Uma das poucas figueiras históricas que ainda existem em Rio Claro está com os dias contados após uma decisão judicial que determina a sua derrubada. Tudo começou quando uma moradora entrou na Justiça alegando que a árvore causava rachaduras em seu imóvel e que causava riscos ao patrimônio e a família. O parecer final é alvo de lamentação por parte da comunidade negra.

“Estamos buscando respostas, um posicionamento oficial e acreditamos que temos este direito. Não nos foi mostrado nenhum laudo oficial que a árvore está condenada ou algo de tipo. A única coisa que sabemos é que há um tempo foi feito o corte da raiz para que não atingisse mais a casa da moradora e esse procedimento foi realizado com sucesso. A escola, as outras residências, a rua não tem problemas, não existem reclamações. Os alunos inclusive fazem um trabalho de preservação. Vemos este fato como algo pessoal e político da forma com que estão fazendo e isso é muito triste”, conta Janice Rezende, presidente do Conselho da Comunidade Negra (Conerc).

“Para nós esta árvore é sagrada e representa a memória do povo negro. A nossa história transcorreu embaixo da figueira que já foi nosso espaço de lazer dentro do município porque antigamente nós não podíamos frequentar todos os lugares.
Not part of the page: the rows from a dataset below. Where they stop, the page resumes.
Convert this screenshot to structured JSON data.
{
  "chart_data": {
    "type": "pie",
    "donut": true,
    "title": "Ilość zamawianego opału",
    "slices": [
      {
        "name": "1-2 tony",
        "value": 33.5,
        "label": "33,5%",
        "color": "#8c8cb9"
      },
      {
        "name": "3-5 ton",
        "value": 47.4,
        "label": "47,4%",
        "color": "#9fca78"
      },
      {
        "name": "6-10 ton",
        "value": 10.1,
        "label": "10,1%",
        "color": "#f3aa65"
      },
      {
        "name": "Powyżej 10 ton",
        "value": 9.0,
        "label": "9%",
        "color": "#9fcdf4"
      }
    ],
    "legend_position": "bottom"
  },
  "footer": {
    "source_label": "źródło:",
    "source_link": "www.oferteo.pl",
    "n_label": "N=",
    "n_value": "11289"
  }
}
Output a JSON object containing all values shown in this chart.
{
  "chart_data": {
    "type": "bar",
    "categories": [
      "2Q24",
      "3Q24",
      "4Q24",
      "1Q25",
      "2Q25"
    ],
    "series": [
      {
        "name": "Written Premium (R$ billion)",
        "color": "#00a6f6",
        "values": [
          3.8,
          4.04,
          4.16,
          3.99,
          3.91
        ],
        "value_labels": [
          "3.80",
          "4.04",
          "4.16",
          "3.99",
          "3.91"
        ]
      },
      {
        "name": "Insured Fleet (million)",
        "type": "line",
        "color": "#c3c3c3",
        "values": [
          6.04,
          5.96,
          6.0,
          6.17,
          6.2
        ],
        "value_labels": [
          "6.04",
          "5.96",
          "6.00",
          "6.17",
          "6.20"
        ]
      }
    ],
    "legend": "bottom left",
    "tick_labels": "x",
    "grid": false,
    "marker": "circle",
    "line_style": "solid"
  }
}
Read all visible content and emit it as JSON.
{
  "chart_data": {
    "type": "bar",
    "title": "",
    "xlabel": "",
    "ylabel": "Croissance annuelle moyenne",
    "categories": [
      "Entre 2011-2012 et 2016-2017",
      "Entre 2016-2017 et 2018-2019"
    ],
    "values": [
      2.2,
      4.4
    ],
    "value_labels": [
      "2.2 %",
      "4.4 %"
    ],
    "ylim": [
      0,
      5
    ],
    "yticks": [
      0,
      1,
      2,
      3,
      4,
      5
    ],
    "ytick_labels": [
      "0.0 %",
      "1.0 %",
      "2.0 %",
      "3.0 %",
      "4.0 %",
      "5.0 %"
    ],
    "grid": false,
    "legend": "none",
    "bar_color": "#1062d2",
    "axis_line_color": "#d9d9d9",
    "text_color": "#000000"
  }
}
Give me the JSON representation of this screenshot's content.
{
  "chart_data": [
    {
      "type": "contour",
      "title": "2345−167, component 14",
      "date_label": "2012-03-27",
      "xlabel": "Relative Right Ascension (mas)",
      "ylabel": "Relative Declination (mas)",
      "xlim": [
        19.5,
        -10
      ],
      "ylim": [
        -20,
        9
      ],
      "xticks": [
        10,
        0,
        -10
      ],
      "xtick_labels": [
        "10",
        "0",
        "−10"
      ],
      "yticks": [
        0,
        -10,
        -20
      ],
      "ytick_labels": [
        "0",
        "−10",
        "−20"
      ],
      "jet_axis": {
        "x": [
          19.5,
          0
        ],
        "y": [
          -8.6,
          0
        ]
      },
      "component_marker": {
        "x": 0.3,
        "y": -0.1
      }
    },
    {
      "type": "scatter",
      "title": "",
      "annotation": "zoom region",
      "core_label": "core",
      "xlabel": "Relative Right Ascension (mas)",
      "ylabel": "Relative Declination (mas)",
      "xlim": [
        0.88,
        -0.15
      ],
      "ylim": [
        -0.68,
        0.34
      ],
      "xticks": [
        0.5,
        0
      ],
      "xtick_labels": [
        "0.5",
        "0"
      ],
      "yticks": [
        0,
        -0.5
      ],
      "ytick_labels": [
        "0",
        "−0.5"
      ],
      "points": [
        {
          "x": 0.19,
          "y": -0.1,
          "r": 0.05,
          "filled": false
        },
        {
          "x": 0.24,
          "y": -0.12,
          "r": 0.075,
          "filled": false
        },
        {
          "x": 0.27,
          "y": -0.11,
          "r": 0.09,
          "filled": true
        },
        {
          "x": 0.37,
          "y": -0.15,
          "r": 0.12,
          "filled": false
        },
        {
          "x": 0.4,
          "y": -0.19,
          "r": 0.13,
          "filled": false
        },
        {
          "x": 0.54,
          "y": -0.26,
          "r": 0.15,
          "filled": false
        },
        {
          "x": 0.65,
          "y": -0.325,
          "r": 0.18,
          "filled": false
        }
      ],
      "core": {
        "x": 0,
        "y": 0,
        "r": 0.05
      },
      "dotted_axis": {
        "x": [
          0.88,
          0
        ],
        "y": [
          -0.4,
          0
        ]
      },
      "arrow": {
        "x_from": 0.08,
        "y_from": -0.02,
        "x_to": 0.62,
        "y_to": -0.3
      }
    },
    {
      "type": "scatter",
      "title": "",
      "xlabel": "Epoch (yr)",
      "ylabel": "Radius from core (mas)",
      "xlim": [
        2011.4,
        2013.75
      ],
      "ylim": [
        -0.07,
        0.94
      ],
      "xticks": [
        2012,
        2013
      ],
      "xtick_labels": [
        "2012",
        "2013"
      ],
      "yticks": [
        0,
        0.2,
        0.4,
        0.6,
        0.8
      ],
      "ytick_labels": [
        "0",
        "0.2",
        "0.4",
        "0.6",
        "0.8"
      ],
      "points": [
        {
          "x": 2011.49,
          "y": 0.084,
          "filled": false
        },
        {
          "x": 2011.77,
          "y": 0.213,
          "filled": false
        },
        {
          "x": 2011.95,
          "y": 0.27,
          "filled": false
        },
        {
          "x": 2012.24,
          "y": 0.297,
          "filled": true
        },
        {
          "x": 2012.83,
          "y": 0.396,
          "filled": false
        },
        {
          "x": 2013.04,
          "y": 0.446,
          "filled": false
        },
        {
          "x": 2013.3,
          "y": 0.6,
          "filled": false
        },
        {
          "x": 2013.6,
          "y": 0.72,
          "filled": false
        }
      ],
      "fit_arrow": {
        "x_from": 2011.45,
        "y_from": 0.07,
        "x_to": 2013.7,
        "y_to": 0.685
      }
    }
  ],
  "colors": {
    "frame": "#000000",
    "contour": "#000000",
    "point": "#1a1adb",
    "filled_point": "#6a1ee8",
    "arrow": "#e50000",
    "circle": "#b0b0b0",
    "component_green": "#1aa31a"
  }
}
Essa decisão judicial é como se estivessem limpando e apagando a nossa contribuição para o desenvolvimento do município”, afirma Diva de Paula do Movimento Negro Unificado.

Janice do Conerc ainda complementa: “Tudo existe uma razão. Além disso existem leis que protegem o meio ambiente. Quando aconteceu o corte da figueira no São Benedito nós lamentamos sim mas acatamos porque vimos que existia riscos, a árvore estava doente e nos foi mostrada a documentação. Houve um respeito, uma conversa, coisa que desta vez não aconteceu agora. Não queremos brigar, queremos entender”.

Outro lado

A reportagem do JC fez contato com o advogado que representa a família que entrou com a ação. Por telefone o profissional Dr. Luiz Bovo Junior deu a seguinte declaração: “Há nos autos prova documental de autoria da própria Prefeitura Municipal de Rio Claro evidenciando nexo de causalidade entre os danos do imóvel e a presença da árvore no pátio da municipalidade”.